Oleh: Ferdy Moidady
DALAM KBBI ‘prasangka’ diartikan, 1. pendapat (anggapan) yang kurang baik mengenai sesuatu sebelum mengetahui (menyaksikan, menyelidiki) sendiri. 2. Kiraan yang keras dan kurang tajam tilik mengenai orang dan keadaan sekeliling, biasanya bersifat pradini, merusak dan memihak, serta mendorong ke arah tindakan gegabah. Dan ‘rasional’ diartikan, menurut pikiran dan timbangan yang logis; cocok dengan akal. KBBI juga mengartikan ‘kerasionalan’, pendapat yang berdasarkan pemikiran yang bersistem dan logis; keadaan rasional. ‘Sesuatu yang rasional biasanya dekat dengan pikiran (dan prasangka dekat dengan perasaan)’.
Tulisan ini berupaya menilik kehadiran prasangka dan kerasionalan di masyarakat (rakyat dan politisi) dalam dunia politik.

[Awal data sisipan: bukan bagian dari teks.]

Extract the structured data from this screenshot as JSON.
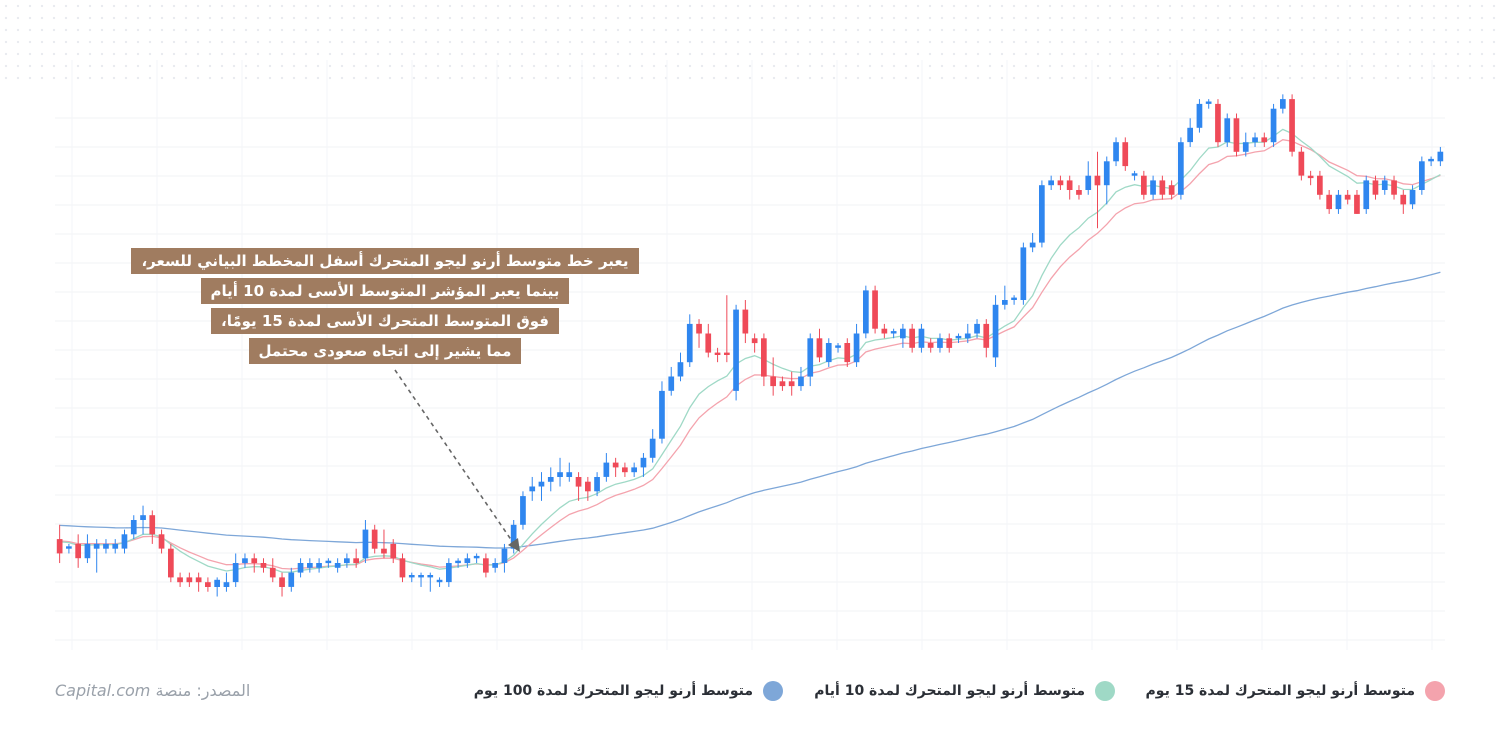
{
  "annotation": {
    "lines": [
      "يعبر خط متوسط أرنو ليجو المتحرك أسفل المخطط البياني للسعر،",
      "بينما يعبر المؤشر المتوسط الأسى لمدة 10 أيام",
      "فوق المتوسط المتحرك الأسى لمدة 15 يومًا،",
      "مما يشير إلى اتجاه صعودى محتمل"
    ]
  },
  "legend": {
    "items": [
      {
        "label": "متوسط أرنو ليجو المتحرك لمدة 15 يوم",
        "color": "#f4a3ad"
      },
      {
        "label": "متوسط أرنو ليجو المتحرك لمدة 10 أيام",
        "color": "#9fd9c6"
      },
      {
        "label": "متوسط أرنو ليجو المتحرك لمدة 100 يوم",
        "color": "#7ea7d8"
      }
    ]
  },
  "source": {
    "prefix": "المصدر: منصة",
    "brand": "Capital.com"
  },
  "colors": {
    "up": "#2f86ef",
    "down": "#ef4a58",
    "ma15": "#f4a3ad",
    "ma10": "#9fd9c6",
    "ma100": "#7ea7d8",
    "annotation_bg": "#a07c60"
  },
  "chart_data": {
    "type": "candlestick",
    "title": "",
    "xlabel": "",
    "ylabel": "",
    "ylim": [
      0,
      100
    ],
    "grid": true,
    "legend_position": "bottom",
    "candles": [
      {
        "o": 14,
        "c": 11,
        "h": 17,
        "l": 9
      },
      {
        "o": 12,
        "c": 12.5,
        "h": 13,
        "l": 11
      },
      {
        "o": 13,
        "c": 10,
        "h": 15,
        "l": 8
      },
      {
        "o": 10,
        "c": 13,
        "h": 15,
        "l": 9
      },
      {
        "o": 12,
        "c": 13,
        "h": 14,
        "l": 7
      },
      {
        "o": 12,
        "c": 13,
        "h": 14,
        "l": 11
      },
      {
        "o": 12,
        "c": 13,
        "h": 14,
        "l": 11
      },
      {
        "o": 12,
        "c": 15,
        "h": 16,
        "l": 11
      },
      {
        "o": 15,
        "c": 18,
        "h": 19,
        "l": 14
      },
      {
        "o": 18,
        "c": 19,
        "h": 21,
        "l": 15
      },
      {
        "o": 19,
        "c": 15,
        "h": 20,
        "l": 13
      },
      {
        "o": 15,
        "c": 12,
        "h": 16,
        "l": 11
      },
      {
        "o": 12,
        "c": 6,
        "h": 13,
        "l": 5
      },
      {
        "o": 6,
        "c": 5,
        "h": 7,
        "l": 4
      },
      {
        "o": 6,
        "c": 5,
        "h": 7,
        "l": 4
      },
      {
        "o": 6,
        "c": 5,
        "h": 7,
        "l": 3
      },
      {
        "o": 5,
        "c": 4,
        "h": 6,
        "l": 3
      },
      {
        "o": 4,
        "c": 5.5,
        "h": 6,
        "l": 2
      },
      {
        "o": 4,
        "c": 5,
        "h": 7,
        "l": 3
      },
      {
        "o": 5,
        "c": 9,
        "h": 11,
        "l": 4
      },
      {
        "o": 9,
        "c": 10,
        "h": 11,
        "l": 8
      },
      {
        "o": 10,
        "c": 9,
        "h": 11,
        "l": 7
      },
      {
        "o": 9,
        "c": 8,
        "h": 10,
        "l": 7
      },
      {
        "o": 8,
        "c": 6,
        "h": 10,
        "l": 5
      },
      {
        "o": 6,
        "c": 4,
        "h": 7,
        "l": 2
      },
      {
        "o": 4,
        "c": 7,
        "h": 8,
        "l": 3
      },
      {
        "o": 7,
        "c": 9,
        "h": 10,
        "l": 6
      },
      {
        "o": 8,
        "c": 9,
        "h": 10,
        "l": 7
      },
      {
        "o": 8,
        "c": 9,
        "h": 10,
        "l": 7
      },
      {
        "o": 9,
        "c": 9.5,
        "h": 10,
        "l": 8
      },
      {
        "o": 8,
        "c": 9,
        "h": 10,
        "l": 7
      },
      {
        "o": 9,
        "c": 10,
        "h": 11,
        "l": 8
      },
      {
        "o": 10,
        "c": 9,
        "h": 12,
        "l": 8
      },
      {
        "o": 10,
        "c": 16,
        "h": 18,
        "l": 9
      },
      {
        "o": 16,
        "c": 12,
        "h": 17,
        "l": 11
      },
      {
        "o": 12,
        "c": 11,
        "h": 16,
        "l": 10
      },
      {
        "o": 13,
        "c": 10,
        "h": 14,
        "l": 9
      },
      {
        "o": 10,
        "c": 6,
        "h": 11,
        "l": 5
      },
      {
        "o": 6,
        "c": 6.5,
        "h": 7,
        "l": 5
      },
      {
        "o": 6,
        "c": 6.5,
        "h": 7,
        "l": 4
      },
      {
        "o": 6,
        "c": 6.5,
        "h": 7,
        "l": 3
      },
      {
        "o": 5,
        "c": 5.5,
        "h": 6,
        "l": 4
      },
      {
        "o": 5,
        "c": 9,
        "h": 10,
        "l": 4
      },
      {
        "o": 9,
        "c": 9.5,
        "h": 10,
        "l": 8
      },
      {
        "o": 9,
        "c": 10,
        "h": 11,
        "l": 8
      },
      {
        "o": 10,
        "c": 10.5,
        "h": 11,
        "l": 9
      },
      {
        "o": 10,
        "c": 7,
        "h": 11,
        "l": 6
      },
      {
        "o": 8,
        "c": 9,
        "h": 10,
        "l": 7
      },
      {
        "o": 9,
        "c": 12,
        "h": 13,
        "l": 7
      },
      {
        "o": 12,
        "c": 17,
        "h": 18,
        "l": 11
      },
      {
        "o": 17,
        "c": 23,
        "h": 24,
        "l": 16
      },
      {
        "o": 24,
        "c": 25,
        "h": 27,
        "l": 22
      },
      {
        "o": 25,
        "c": 26,
        "h": 28,
        "l": 22
      },
      {
        "o": 26,
        "c": 27,
        "h": 29,
        "l": 24
      },
      {
        "o": 27,
        "c": 28,
        "h": 31,
        "l": 25
      },
      {
        "o": 27,
        "c": 28,
        "h": 30,
        "l": 26
      },
      {
        "o": 27,
        "c": 25,
        "h": 28,
        "l": 22
      },
      {
        "o": 26,
        "c": 24,
        "h": 27,
        "l": 22
      },
      {
        "o": 24,
        "c": 27,
        "h": 28,
        "l": 23
      },
      {
        "o": 27,
        "c": 30,
        "h": 32,
        "l": 26
      },
      {
        "o": 30,
        "c": 29,
        "h": 31,
        "l": 27
      },
      {
        "o": 29,
        "c": 28,
        "h": 30,
        "l": 27
      },
      {
        "o": 28,
        "c": 29,
        "h": 30,
        "l": 27
      },
      {
        "o": 29,
        "c": 31,
        "h": 32,
        "l": 27
      },
      {
        "o": 31,
        "c": 35,
        "h": 37,
        "l": 30
      },
      {
        "o": 35,
        "c": 45,
        "h": 47,
        "l": 34
      },
      {
        "o": 45,
        "c": 48,
        "h": 50,
        "l": 44
      },
      {
        "o": 48,
        "c": 51,
        "h": 53,
        "l": 47
      },
      {
        "o": 51,
        "c": 59,
        "h": 61,
        "l": 50
      },
      {
        "o": 59,
        "c": 57,
        "h": 60,
        "l": 54
      },
      {
        "o": 57,
        "c": 53,
        "h": 59,
        "l": 52
      },
      {
        "o": 53,
        "c": 52.5,
        "h": 54,
        "l": 51
      },
      {
        "o": 53,
        "c": 52.5,
        "h": 65,
        "l": 51
      },
      {
        "o": 45,
        "c": 62,
        "h": 63,
        "l": 43
      },
      {
        "o": 62,
        "c": 57,
        "h": 64,
        "l": 55
      },
      {
        "o": 56,
        "c": 55,
        "h": 57,
        "l": 53
      },
      {
        "o": 56,
        "c": 48,
        "h": 57,
        "l": 46
      },
      {
        "o": 48,
        "c": 46,
        "h": 52,
        "l": 44
      },
      {
        "o": 47,
        "c": 46,
        "h": 48,
        "l": 45
      },
      {
        "o": 47,
        "c": 46,
        "h": 49,
        "l": 44
      },
      {
        "o": 46,
        "c": 48,
        "h": 50,
        "l": 45
      },
      {
        "o": 48,
        "c": 56,
        "h": 57,
        "l": 46
      },
      {
        "o": 56,
        "c": 52,
        "h": 58,
        "l": 51
      },
      {
        "o": 51,
        "c": 55,
        "h": 56,
        "l": 50
      },
      {
        "o": 54,
        "c": 54.5,
        "h": 55,
        "l": 53
      },
      {
        "o": 55,
        "c": 51,
        "h": 56,
        "l": 50
      },
      {
        "o": 51,
        "c": 57,
        "h": 59,
        "l": 50
      },
      {
        "o": 57,
        "c": 66,
        "h": 67,
        "l": 56
      },
      {
        "o": 66,
        "c": 58,
        "h": 67,
        "l": 57
      },
      {
        "o": 58,
        "c": 57,
        "h": 59,
        "l": 56
      },
      {
        "o": 57,
        "c": 57.5,
        "h": 58,
        "l": 56
      },
      {
        "o": 56,
        "c": 58,
        "h": 59,
        "l": 54
      },
      {
        "o": 58,
        "c": 54,
        "h": 59,
        "l": 53
      },
      {
        "o": 54,
        "c": 58,
        "h": 59,
        "l": 53
      },
      {
        "o": 55,
        "c": 54,
        "h": 56,
        "l": 53
      },
      {
        "o": 54,
        "c": 56,
        "h": 57,
        "l": 53
      },
      {
        "o": 56,
        "c": 54,
        "h": 57,
        "l": 53
      },
      {
        "o": 56,
        "c": 56.5,
        "h": 57,
        "l": 55
      },
      {
        "o": 56,
        "c": 57,
        "h": 59,
        "l": 55
      },
      {
        "o": 57,
        "c": 59,
        "h": 60,
        "l": 56
      },
      {
        "o": 59,
        "c": 54,
        "h": 60,
        "l": 52
      },
      {
        "o": 52,
        "c": 63,
        "h": 65,
        "l": 50
      },
      {
        "o": 63,
        "c": 64,
        "h": 67,
        "l": 62
      },
      {
        "o": 64,
        "c": 64.5,
        "h": 65,
        "l": 63
      },
      {
        "o": 64,
        "c": 75,
        "h": 76,
        "l": 63
      },
      {
        "o": 75,
        "c": 76,
        "h": 78,
        "l": 74
      },
      {
        "o": 76,
        "c": 88,
        "h": 89,
        "l": 75
      },
      {
        "o": 88,
        "c": 89,
        "h": 90,
        "l": 87
      },
      {
        "o": 89,
        "c": 88,
        "h": 90,
        "l": 87
      },
      {
        "o": 89,
        "c": 87,
        "h": 90,
        "l": 85
      },
      {
        "o": 87,
        "c": 86,
        "h": 88,
        "l": 85
      },
      {
        "o": 87,
        "c": 90,
        "h": 93,
        "l": 86
      },
      {
        "o": 90,
        "c": 88,
        "h": 95,
        "l": 79
      },
      {
        "o": 88,
        "c": 93,
        "h": 94,
        "l": 84
      },
      {
        "o": 93,
        "c": 97,
        "h": 98,
        "l": 92
      },
      {
        "o": 97,
        "c": 92,
        "h": 98,
        "l": 91
      },
      {
        "o": 90,
        "c": 90.5,
        "h": 91,
        "l": 89
      },
      {
        "o": 90,
        "c": 86,
        "h": 91,
        "l": 85
      },
      {
        "o": 86,
        "c": 89,
        "h": 90,
        "l": 85
      },
      {
        "o": 89,
        "c": 86,
        "h": 90,
        "l": 85
      },
      {
        "o": 88,
        "c": 86,
        "h": 89,
        "l": 85
      },
      {
        "o": 86,
        "c": 97,
        "h": 98,
        "l": 85
      },
      {
        "o": 97,
        "c": 100,
        "h": 102,
        "l": 96
      },
      {
        "o": 100,
        "c": 105,
        "h": 106,
        "l": 99
      },
      {
        "o": 105,
        "c": 105.5,
        "h": 106,
        "l": 104
      },
      {
        "o": 105,
        "c": 97,
        "h": 106,
        "l": 96
      },
      {
        "o": 97,
        "c": 102,
        "h": 103,
        "l": 96
      },
      {
        "o": 102,
        "c": 95,
        "h": 103,
        "l": 94
      },
      {
        "o": 95,
        "c": 97,
        "h": 99,
        "l": 94
      },
      {
        "o": 97,
        "c": 98,
        "h": 99,
        "l": 96
      },
      {
        "o": 98,
        "c": 97,
        "h": 99,
        "l": 96
      },
      {
        "o": 97,
        "c": 104,
        "h": 105,
        "l": 96
      },
      {
        "o": 104,
        "c": 106,
        "h": 107,
        "l": 103
      },
      {
        "o": 106,
        "c": 95,
        "h": 107,
        "l": 94
      },
      {
        "o": 95,
        "c": 90,
        "h": 96,
        "l": 89
      },
      {
        "o": 90,
        "c": 89.5,
        "h": 91,
        "l": 88
      },
      {
        "o": 90,
        "c": 86,
        "h": 91,
        "l": 85
      },
      {
        "o": 86,
        "c": 83,
        "h": 87,
        "l": 82
      },
      {
        "o": 83,
        "c": 86,
        "h": 87,
        "l": 82
      },
      {
        "o": 86,
        "c": 85,
        "h": 87,
        "l": 84
      },
      {
        "o": 86,
        "c": 82,
        "h": 87,
        "l": 82
      },
      {
        "o": 83,
        "c": 89,
        "h": 90,
        "l": 82
      },
      {
        "o": 89,
        "c": 86,
        "h": 90,
        "l": 85
      },
      {
        "o": 87,
        "c": 89,
        "h": 90,
        "l": 86
      },
      {
        "o": 89,
        "c": 86,
        "h": 90,
        "l": 85
      },
      {
        "o": 86,
        "c": 84,
        "h": 87,
        "l": 82
      },
      {
        "o": 84,
        "c": 87,
        "h": 88,
        "l": 83
      },
      {
        "o": 87,
        "c": 93,
        "h": 94,
        "l": 86
      },
      {
        "o": 93,
        "c": 93.5,
        "h": 94,
        "l": 92
      },
      {
        "o": 93,
        "c": 95,
        "h": 96,
        "l": 92
      }
    ]
  }
}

Di arena politik, kehadiran prasangka dan kerasionalan membentuk dinamika yang kompleks, mempengaruhi pengambilan keputusan dan dinamika masyarakat. Meskipun keduanya memiliki aspek baik dan buruk, pengelolaannya menjadi kunci untuk mencapai kebijakan yang adil dan pembangunan masyarakat yang berkelanjutan yang berkualitas.
Kerasionalan dalam Politik: Kebaikan dan Keburukan
Aspek Kebaikan:
1. Keputusan yang Terinformasi: Rasional dalam politik memungkinkan pengambilan keputusan yang lebih terinformasi. Politisi dan pemimpin yang memprioritaskan kerasionalan cenderung mempertimbangkan fakta dan analisis dengan lebih seksama sebelum membuat keputusan.
2. Kebijakan yang Efektif: Kerasionalan dapat mengarah pada pembentukan kebijakan yang lebih efektif. Keputusan yang didasarkan pada pemahaman mendalam tentang isu-isu politik cenderung menciptakan solusi yang lebih efisien.
3. Pertumbuhan Ekonomi dan Kesejahteraan: Keputusan politik yang rasional dapat mendukung pertumbuhan ekonomi dan kesejahteraan masyarakat. Kebijakan yang didukung oleh analisis rasional dapat menciptakan lingkungan bisnis yang stabil dan berkelanjutan.
Aspek Keburukan:
1. Ketidaksetaraan dan Diskriminasi Tertanam: Dalam beberapa kasus, kerasionalan bisa menjadi ‘penyamaran’ untuk membenarkan tindakan diskriminatif. Keputusan yang rasional dapat terbebani oleh prasangka yang mungkin tertanam dalam struktur sosial dan politik.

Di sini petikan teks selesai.